Again the pause and again the man nodded.
"Do you hear?" asked Lyne triumphantly.
"I hear," said Tarling quietly. "Now what do you wish me to do? Isn't this a matter for the police? I mean the regular police."
Lyne frowned.
"The case has to be prepared first," he said. "I will give you full particulars as to the girl's address and her habits, and it will be your business to collect such information as will enable us to put the case in the hands of Scotland Yard."
"I see," said Tarling and smiled again. Then he shook his head. "I'm afraid I can't come into this case, Mr. Lyne."
"Can't come in?" said Lyne in astonishment. "Why not?"
"Because it's not my kind of job," said Tarling. "The first time I met you I had a feeling that you were leading me to one of the biggest cases I had ever undertaken. It shows you how one's instincts can lead one astray," he smiled again, and picked up his hat.
"What do you mean? You're going to throw up a valuable client?"
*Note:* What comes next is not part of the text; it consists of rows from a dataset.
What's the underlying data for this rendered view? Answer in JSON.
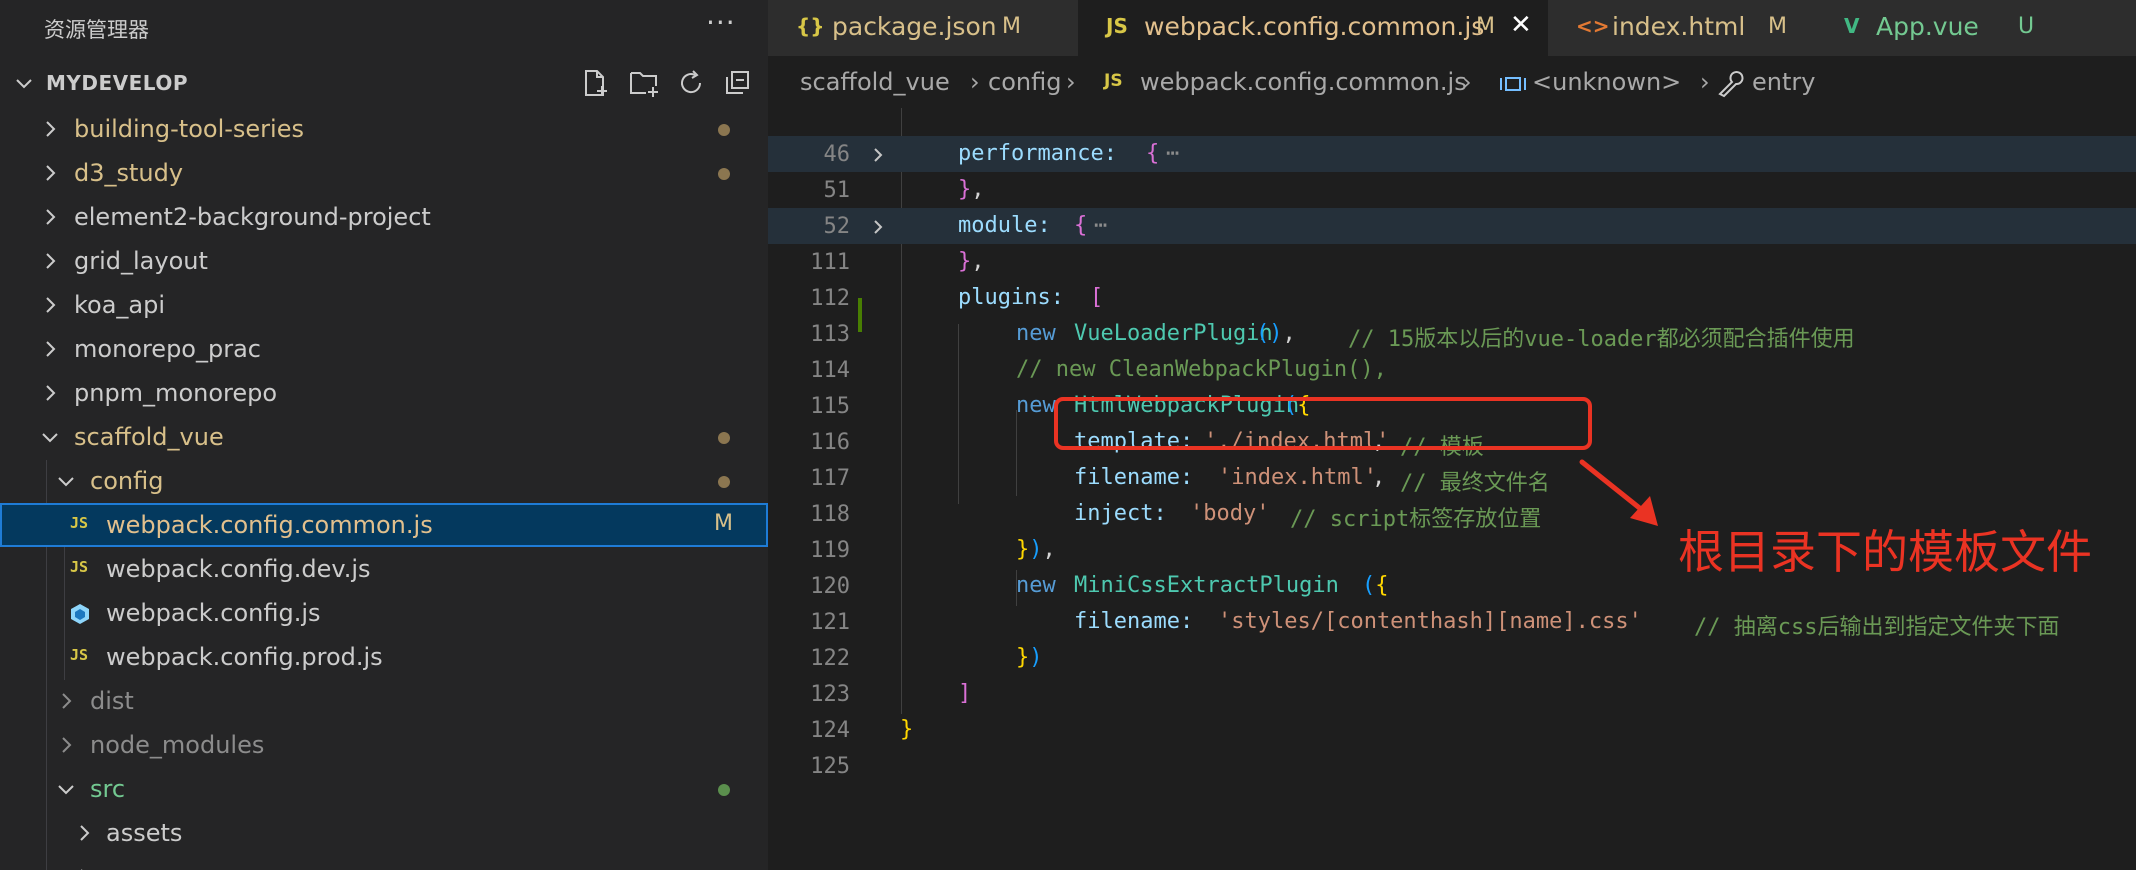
{
  "explorer": {
    "title": "资源管理器",
    "more_label": "···",
    "root": "MYDEVELOP",
    "items": [
      {
        "label": "building-tool-series",
        "color": "#d8c08a",
        "status": "dot"
      },
      {
        "label": "d3_study",
        "color": "#d8c08a",
        "status": "dot"
      },
      {
        "label": "element2-background-project",
        "color": "#cccccc"
      },
      {
        "label": "grid_layout",
        "color": "#cccccc"
      },
      {
        "label": "koa_api",
        "color": "#cccccc"
      },
      {
        "label": "monorepo_prac",
        "color": "#cccccc"
      },
      {
        "label": "pnpm_monorepo",
        "color": "#cccccc"
      },
      {
        "label": "scaffold_vue",
        "color": "#d8c08a",
        "status": "dot"
      },
      {
        "label": "config",
        "color": "#d8c08a",
        "status": "dot"
      },
      {
        "label": "webpack.config.common.js",
        "color": "#e2c08d",
        "badge": "M",
        "icon": "JS"
      },
      {
        "label": "webpack.config.dev.js",
        "color": "#cccccc",
        "icon": "JS"
      },
      {
        "label": "webpack.config.js",
        "color": "#cccccc"
      },
      {
        "label": "webpack.config.prod.js",
        "color": "#cccccc",
        "icon": "JS"
      },
      {
        "label": "dist",
        "color": "#8c8c8c"
      },
      {
        "label": "node_modules",
        "color": "#8c8c8c"
      },
      {
        "label": "src",
        "color": "#73c991",
        "status": "dot-green"
      },
      {
        "label": "assets",
        "color": "#cccccc"
      }
    ]
  },
  "tabs": [
    {
      "icon": "{}",
      "label": "package.json",
      "status": "M"
    },
    {
      "icon": "JS",
      "label": "webpack.config.common.js",
      "status": "M",
      "active": true
    },
    {
      "icon": "<>",
      "label": "index.html",
      "status": "M"
    },
    {
      "icon": "V",
      "label": "App.vue",
      "status": "U"
    }
  ],
  "close_glyph": "✕",
  "breadcrumb": {
    "parts": [
      "scaffold_vue",
      "config",
      "JS",
      "webpack.config.common.js",
      "<unknown>",
      "entry"
    ],
    "separator": "›"
  },
  "code": {
    "line_numbers": [
      "46",
      "51",
      "52",
      "111",
      "112",
      "113",
      "114",
      "115",
      "116",
      "117",
      "118",
      "119",
      "120",
      "121",
      "122",
      "123",
      "124",
      "125"
    ],
    "ellipsis": "⋯",
    "l46": "performance:",
    "l52": "module:",
    "l112": "plugins:",
    "l113_new": "new",
    "l113_cls": "VueLoaderPlugin",
    "l113_comment": "// 15版本以后的vue-loader都必须配合插件使用",
    "l114_comment": "// new CleanWebpackPlugin(),",
    "l115_new": "new",
    "l115_cls": "HtmlWebpackPlugin",
    "l116_key": "template:",
    "l116_val": "'./index.html'",
    "l116_comment": "// 模板",
    "l117_key": "filename:",
    "l117_val": "'index.html'",
    "l117_comment": "// 最终文件名",
    "l118_key": "inject:",
    "l118_val": "'body'",
    "l118_comment": "// script标签存放位置",
    "l120_new": "new",
    "l120_cls": "MiniCssExtractPlugin",
    "l121_key": "filename:",
    "l121_val": "'styles/[contenthash][name].css'",
    "l121_comment": "// 抽离css后输出到指定文件夹下面"
  },
  "annotation": {
    "text": "根目录下的模板文件",
    "color": "#ea3323"
  }
}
"I don't know how valuable you're likely to be," said Tarling, "but at the present moment the signs are not particularly encouraging. I tell you I do not wish to be associated with this case, Mr. Lyne, and I think there the matter can end."
"You don't think it's worth while, eh?" sneered Lyne. "Yet when I tell you that I am prepared to give you a fee of five hundred guineas——"
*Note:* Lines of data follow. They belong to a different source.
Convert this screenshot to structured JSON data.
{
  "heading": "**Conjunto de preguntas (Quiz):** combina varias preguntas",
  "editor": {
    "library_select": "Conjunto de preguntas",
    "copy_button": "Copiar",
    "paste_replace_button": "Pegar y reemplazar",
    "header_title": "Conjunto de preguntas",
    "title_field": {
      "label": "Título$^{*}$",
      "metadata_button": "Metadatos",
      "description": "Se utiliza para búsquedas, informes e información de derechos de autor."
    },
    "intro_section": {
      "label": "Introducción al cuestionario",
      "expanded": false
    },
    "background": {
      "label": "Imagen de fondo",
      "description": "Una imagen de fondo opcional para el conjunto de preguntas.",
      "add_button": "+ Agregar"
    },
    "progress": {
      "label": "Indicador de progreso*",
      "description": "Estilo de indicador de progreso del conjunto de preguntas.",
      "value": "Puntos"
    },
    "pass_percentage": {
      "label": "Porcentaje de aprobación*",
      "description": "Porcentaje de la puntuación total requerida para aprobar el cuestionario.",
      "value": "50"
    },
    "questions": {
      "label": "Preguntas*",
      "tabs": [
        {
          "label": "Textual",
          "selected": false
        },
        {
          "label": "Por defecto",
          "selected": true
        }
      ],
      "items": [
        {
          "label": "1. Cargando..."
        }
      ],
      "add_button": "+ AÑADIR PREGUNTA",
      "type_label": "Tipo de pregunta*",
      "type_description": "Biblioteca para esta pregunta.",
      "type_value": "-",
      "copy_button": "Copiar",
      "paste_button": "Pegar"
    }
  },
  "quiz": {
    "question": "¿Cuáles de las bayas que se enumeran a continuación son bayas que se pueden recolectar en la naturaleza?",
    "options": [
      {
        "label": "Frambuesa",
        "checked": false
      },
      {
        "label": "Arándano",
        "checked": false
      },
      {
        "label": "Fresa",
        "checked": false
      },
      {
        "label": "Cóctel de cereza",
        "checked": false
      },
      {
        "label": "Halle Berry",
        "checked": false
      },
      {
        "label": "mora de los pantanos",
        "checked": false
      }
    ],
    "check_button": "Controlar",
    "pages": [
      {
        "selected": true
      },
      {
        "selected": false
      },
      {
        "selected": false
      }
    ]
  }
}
"If you gave me a fee of five thousand guineas, or fifty thousand guineas, I should still decline to be associated with this matter," said Tarling, and his words had the metallic quality which precludes argument.
"At any rate, I am entitled to know why you will not take up this case. Do you know the girl?" asked Lyne loudly.
"I have never met the lady and probably never shall," said Tarling. "I only know that I will not be concerned with what is called in the United States of America a 'frame up.'"
"Frame up?" repeated the other.
"A frame up. I dare say you know what it means—I will put the matter more plainly and within your understanding. For some reason or other you have a sudden grudge against a member of your staff. I read your face, Mr. Lyne, and the weakness of your chin and the appetite of your mouth suggest to me that you are not over scrupulous with the women who are in your charge. I guess rather than know that you have been turned down with a dull, sickening thud by a decent girl, and in your mortification you are attempting to invent a charge which has no substance and no foundation.
"Mr. Milburgh," he turned to the other, and again Mr. Milburgh ceased to smile, "has his own reasons for complying with your wishes. He is your subordinate, and moreover, the side threat of penal servitude for him if he refuses has carried some weight."
Thornton Lyne's face was distorted with fury.
"I will take care that your behaviour is widely advertised," he said. "You have brought a most monstrous charge against me, and I shall proceed against you for slander. The truth is that you are not equal to the job I intended giving you and you are finding an excuse for getting out."
"The truth is," replied Tarling, biting off the end of a cigar he had taken from his pocket, "that my reputation is too good to be risked in associating with such a dirty business as yours. I hate to be rude, and I hate just as much to throw away good money. But I can't take good money for bad work, Mr. Lyne, and if you will be advised by me, you will drop this stupid scheme for vengeance which your hurt vanity has suggested—it is the clumsiest kind of frame up that was ever invented—and also you will go and apologise to the young lady, whom, I have no doubt, you have grossly insulted."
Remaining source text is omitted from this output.